INSÓNIA... Ana Fonseca da Luz


Eram quatro da manhã. Os olhos estavam pesados, sonolentos. No entanto, o corpo negava-se a dormir. Era assim quase todas as noites, noites longas e solitárias, em que os pensamentos se estendiam e lhe negavam um sono descansado.
Virou a página do livro e chegou à conclusão de que, apesar de os olhos terem percorrido e juntado todas as letras da página anterior, nada tinha sido lido, nada tinha sido percebido. Era assim que ela via a sua vida. Um livro que se lê e relê, mas do qual não se percebe nada. Valeria a pena continuar a ler? Valeria a pena juntar todas as peças da sua vida, mais uma vez, para lhe dar algum sentido?
Quase sem se aperceber, regressou à infância. Tinha andado muitas folhas para trás e ali estava ela, numa tarde de verão, com um vestido às flores, chapéu de palha na cabeça, a correr atrás de uma libelinha. Eram as asas das libelinhas o que mais a encantavam, a fragilidade daquelas asas de cores maravilhosas, que ela invejava. A tia gritou-lhe, lá de dentro.
– Anda para dentro, Ana, que está muito calor!
Estava realmente muito calor, mas, em casa, sufocava. Algo não a deixava respirar. Preferia a rua. Então, pegava na sua bicicleta azul-turquesa que o tio lhe tinha dado, depois de ter passado, com boas notas, no exame da 4ª classe e aí ia ela para um passeio até ao jardim do coreto. Havia árvores frondosas no jardim, mas nem mesmo assim o calor deixava de ser sufocante. Aí, voava na sua bicicleta, que todos os meninos invejavam, e pedalava, sem as mãos no guiador, como tinha visto fazer no circo onde tinha ido uns dias antes e, de braços abertos e a olhar em frente, parecia-lhe que voava.
Depois, vinha a fome. Voltava para casa, com as faces rosadas e brilhantes do calor.
– Mas, como é que consegues andar na rua com este calor? – perguntava a tia, preocupada, não fosse ela ficar doente.
Nunca estava doente! Talvez fosse de brincar tanto ao ar livre, talvez fosse por fugir daquela casa sempre que podia e onde não era feliz. Em vão a tia a tentou ensinar a bordar, a fazer renda e malha. Nada! A tia comentava:
– Mas como é possível tu não conseguires aprender um ponto que seja? Para que terás tu jeito, menina?
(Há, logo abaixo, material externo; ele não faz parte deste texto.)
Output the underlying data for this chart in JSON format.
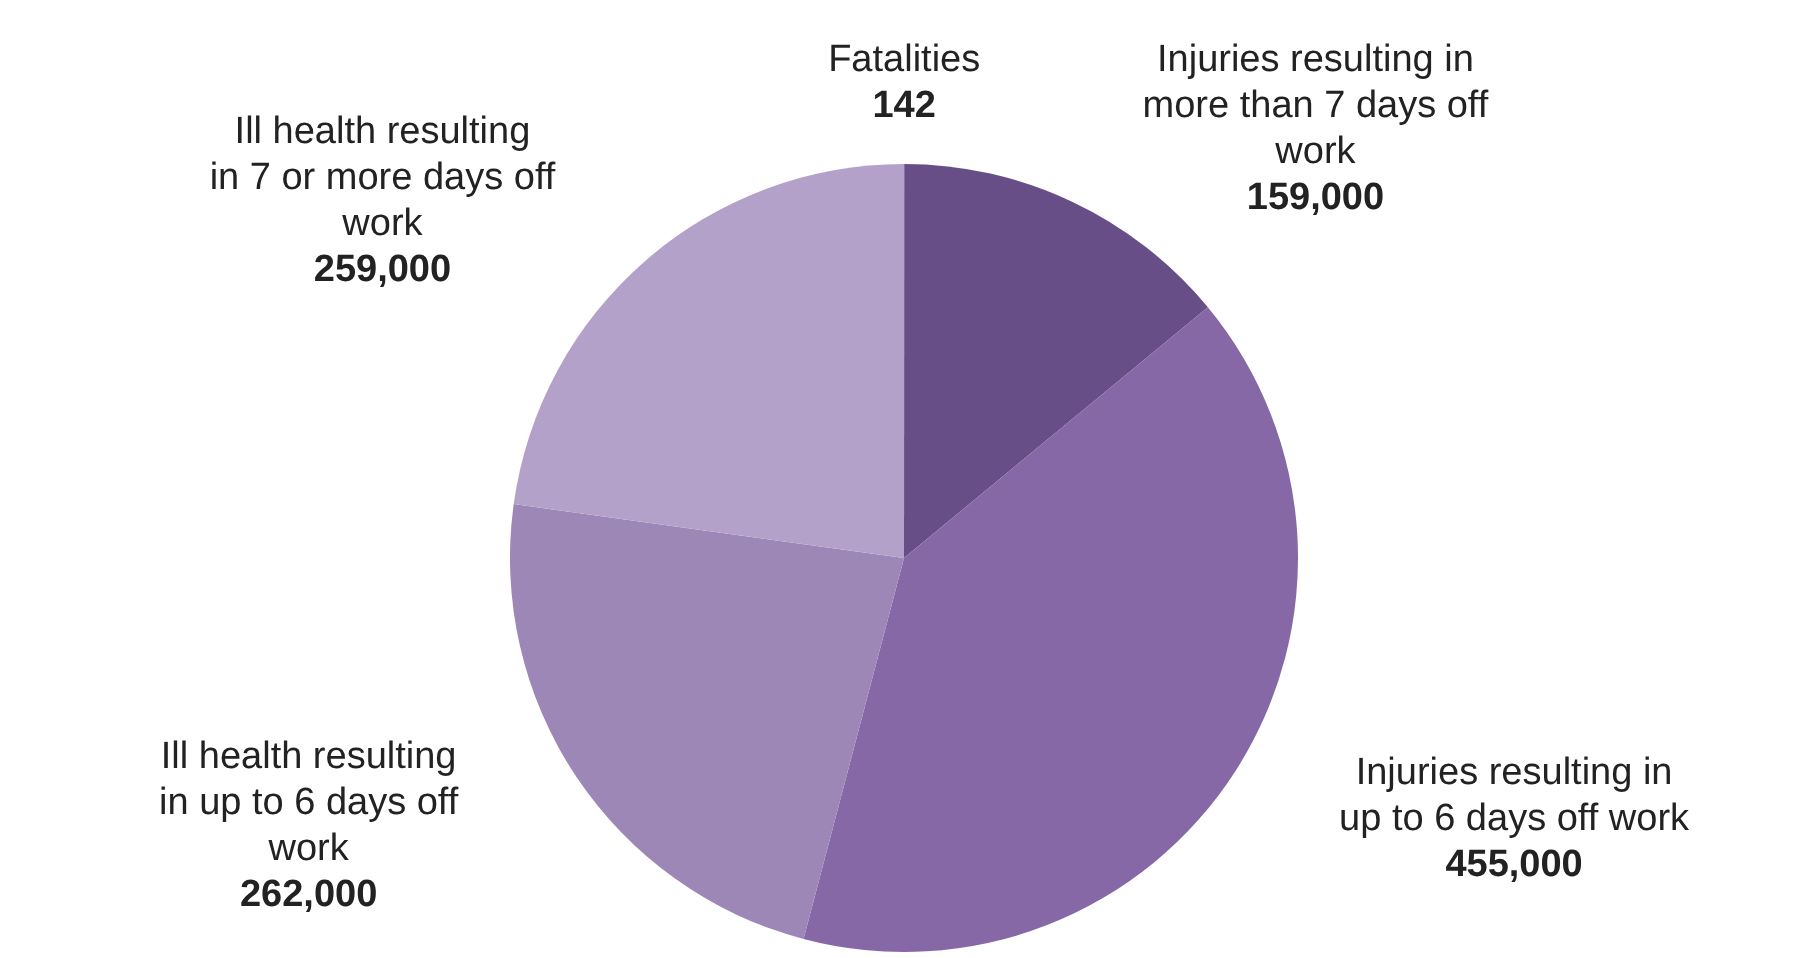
{
  "chart_data": {
    "type": "pie",
    "categories": [
      "Fatalities",
      "Injuries resulting in more than 7 days off work",
      "Injuries resulting in up to 6 days off work",
      "Ill health resulting in up to 6 days off work",
      "Ill health resulting in 7 or more days off work"
    ],
    "values": [
      142,
      159000,
      455000,
      262000,
      259000
    ],
    "value_labels": [
      "142",
      "159,000",
      "455,000",
      "262,000",
      "259,000"
    ],
    "colors": [
      "#5a4478",
      "#684e87",
      "#8568a5",
      "#9c87b7",
      "#b3a1c9"
    ]
  }
}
Ela não sabia e, sinceramente, não se ralava absolutamente nada. O que ela gostava era de brincar, de correr atrás das libelinhas e sonhar que um dia havia de ter umas asas como as delas, frágeis e coloridas.
Voltou à realidade, à sua realidade presente. As letras juntavam-se à frente dos seus olhos e as palavras não faziam qualquer sentido. Fechou o livro e adormeceu.
Acordou num sonho. Teve dificuldade em se reconhecer. Qualquer coisa lhe fazia peso nas costas. Olhou para trás e ali estavam elas, duas majestosas asas, frágeis e de um cor-de-laranja transparente. Sorriu, ajustou as asas, balançou-as ao mesmo tempo e, a medo, levantou voo. Já lá em cima, avistou a sua antiga casa e ouviu a voz da tia que lhe dizia:
– Anda para casa, Ana, que se faz tarde e são quase horas de jantar!
Não ligou ao que lhe era dito e voou toda a noite.
Acordou já tarde. Sob ela estava o livro que andava a ler, “Pássaros de Seda”. Lá fora, uma libelinha de asas frágeis e cor-de-laranja voava, anunciando mais um dia de calor.